Module 12: Evaluation Study Designs

Qualitative Design

It is uncommon for evaluators to use only qualitative methods when evaluating a program. Some clients are more at ease with making decisions based on quantitative data outputs, while some understand the significant costs and time associated with qualitative data collection. It is also very difficult to generalize to other populations based on qualitative data, which therefore makes program replication and scale-up a challenge. On the other hand, supporters of qualitative evaluations believe that context is such a large factor in program implementation success that generalizing to other populations is not possible despite the methodology choices.(1) However, qualitative evaluation methods are extremely beneficial in providing rich program feedback and evaluators should consider integrating them into the evaluation plan, i.e. using a "mixed methods" approach. For more information on qualitative data collection methods to incorporate into program evaluations, please refer to the certificate in Global Health Research.

Quantitative Designs

If clients or stakeholders are interested in a quantitative evaluation plan, there are a number of design sequences that can be used, depending on time, money, and availability of data. Linking directly to the needs of the stakeholders and the purpose of the evaluation, study designs can either be experimental (with a traditional control group), quasi-experimental (with a comparison group that may not necessarily be a control group), or non-experimental (where no formal control or comparison group exists).(2)It is important to note how evaluation differs from monitoring; monitoring data like monthly reporting forms, stock outs for supply chain management, and some disease tracking is done consistently and frequently throughout the life of a project. Please refer to http://www.uniteforsight.org/metrics-course/monitoring-evaluation  for more information on the differences between monitoring and evaluation processes.

In many cases, it is impossible to randomly assign individuals into experimental and control groups, as is often done in clinical or randomized control trials (RCT). When RCT is unavailable, comparison groups are selected that match the target population on a number of population characteristics, closely resembling the group that receives the intervention. This is the main difference between experimental and quasi-experimental designs.(3) For example, if the intervention is held in a school, a classroom that is not receiving the intervention may be used as a comparison group; this ensures that the children in the intervention and comparison groups have had somewhat similar school experiences, are most likely the same age range, and may live in the same geographic area.(4)

Quasi-experimental design (QED) is the most common quantitative design in global health evaluation. There are various schedules of data collection, differing in level of robustness according to time, money, and availability of data (see: Constraints on Evaluation).
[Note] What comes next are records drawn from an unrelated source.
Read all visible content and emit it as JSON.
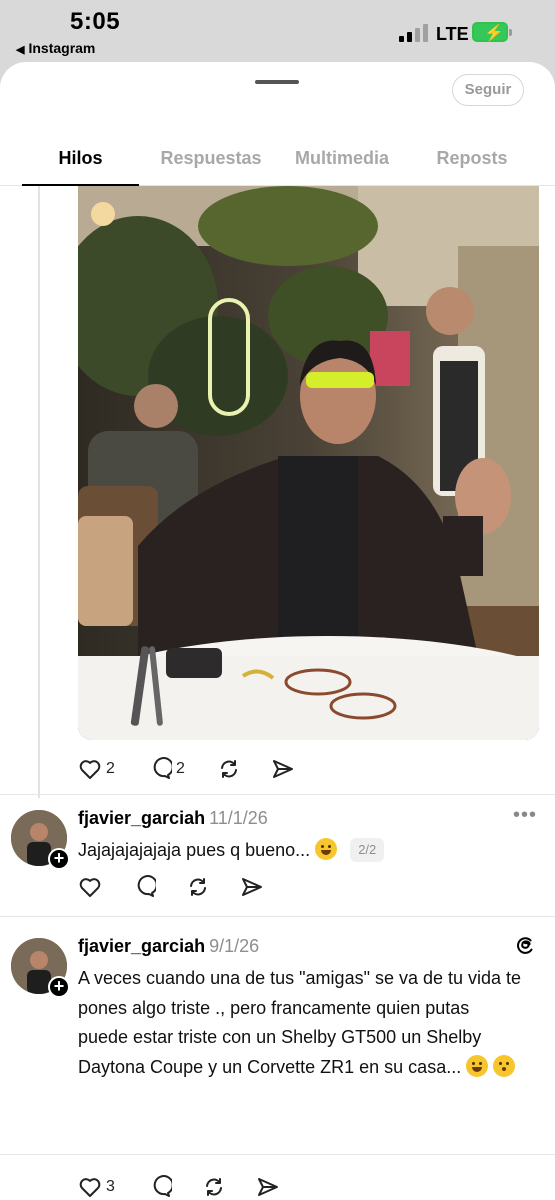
{
  "status_bar": {
    "time": "5:05",
    "back_app": "Instagram",
    "network": "LTE",
    "battery_color": "#35c759"
  },
  "header": {
    "follow_label": "Seguir",
    "tabs": [
      {
        "label": "Hilos",
        "active": true
      },
      {
        "label": "Respuestas",
        "active": false
      },
      {
        "label": "Multimedia",
        "active": false
      },
      {
        "label": "Reposts",
        "active": false
      }
    ]
  },
  "first_post": {
    "likes": "2",
    "comments": "2",
    "photo_alt": "photo"
  },
  "replies": [
    {
      "username": "fjavier_garciah",
      "date": "11/1/26",
      "text": "Jajajajajajaja pues q bueno...",
      "badge": "2/2",
      "likes": "",
      "comments": ""
    },
    {
      "username": "fjavier_garciah",
      "date": "9/1/26",
      "text": "A veces cuando una de tus \"amigas\"  se va de tu vida te pones algo triste ., pero francamente quien putas puede estar triste con un Shelby GT500 un Shelby Daytona Coupe y un Corvette ZR1 en su casa...",
      "likes": "3",
      "comments": ""
    }
  ]
}
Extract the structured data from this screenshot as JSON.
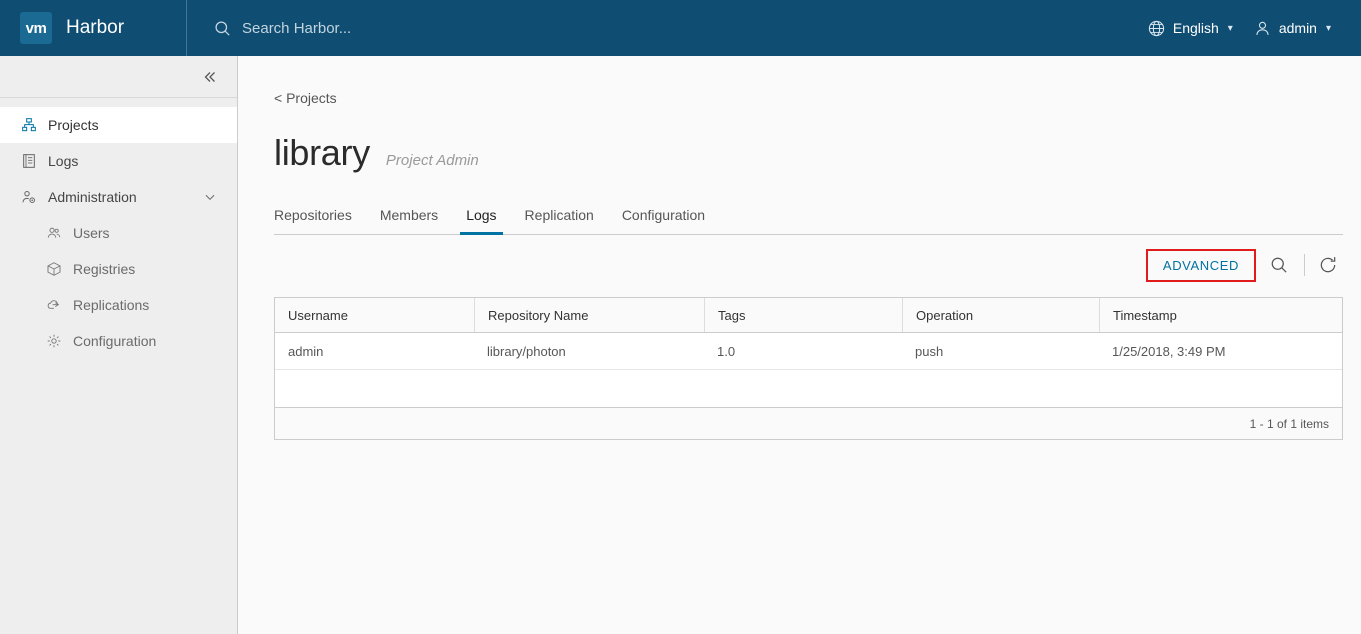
{
  "header": {
    "logo_text": "vm",
    "brand": "Harbor",
    "search_placeholder": "Search Harbor...",
    "language": "English",
    "user": "admin",
    "bg_color": "#0f4d73"
  },
  "sidebar": {
    "collapse_label": "«",
    "items": [
      {
        "label": "Projects",
        "icon": "projects-icon",
        "active": true
      },
      {
        "label": "Logs",
        "icon": "logs-icon",
        "active": false
      },
      {
        "label": "Administration",
        "icon": "administration-icon",
        "active": false,
        "expanded": true
      }
    ],
    "sub_items": [
      {
        "label": "Users",
        "icon": "users-icon"
      },
      {
        "label": "Registries",
        "icon": "registries-icon"
      },
      {
        "label": "Replications",
        "icon": "replications-icon"
      },
      {
        "label": "Configuration",
        "icon": "configuration-icon"
      }
    ]
  },
  "main": {
    "breadcrumb": "< Projects",
    "project_name": "library",
    "project_role": "Project Admin",
    "tabs": [
      {
        "label": "Repositories",
        "active": false
      },
      {
        "label": "Members",
        "active": false
      },
      {
        "label": "Logs",
        "active": true
      },
      {
        "label": "Replication",
        "active": false
      },
      {
        "label": "Configuration",
        "active": false
      }
    ],
    "toolbar": {
      "advanced_label": "ADVANCED",
      "highlight_color": "#e01b1b",
      "accent_color": "#0072a3"
    },
    "table": {
      "columns": [
        "Username",
        "Repository Name",
        "Tags",
        "Operation",
        "Timestamp"
      ],
      "rows": [
        {
          "username": "admin",
          "repository_name": "library/photon",
          "tags": "1.0",
          "operation": "push",
          "timestamp": "1/25/2018, 3:49 PM"
        }
      ],
      "footer": "1 - 1 of 1 items"
    }
  }
}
It is recommended that QED data collection occur at four different time periods: pre-intervention, mid-intervention, post-intervention, and ex-post intervention. Pre-intervention data (also referred to as baseline data) is collected on relevant evaluation indicators prior to intervention. Evaluators and program implementers look for changes in the intervention group from pre- to post-intervention data, signaling the possibility of project impact. Baseline data may also be collected far in advance of program development as a way to determine the needs of the community in more participatory approaches. Mid-intervention measures occur around the mid-point of intervention, which will vary according to the timeline of intervention. Post-intervention data is collected immediately after the intervention has ended, and ex-post data is collected much later, possibly 5 to 10 years after the intervention has ended, in order to assess the impact or sustained effects of the program.(5) At each of these times, data may be collected from the intervention group, the comparison group, or both. The source and time of data collection will depend on the level of available resources and the needs of the evaluation.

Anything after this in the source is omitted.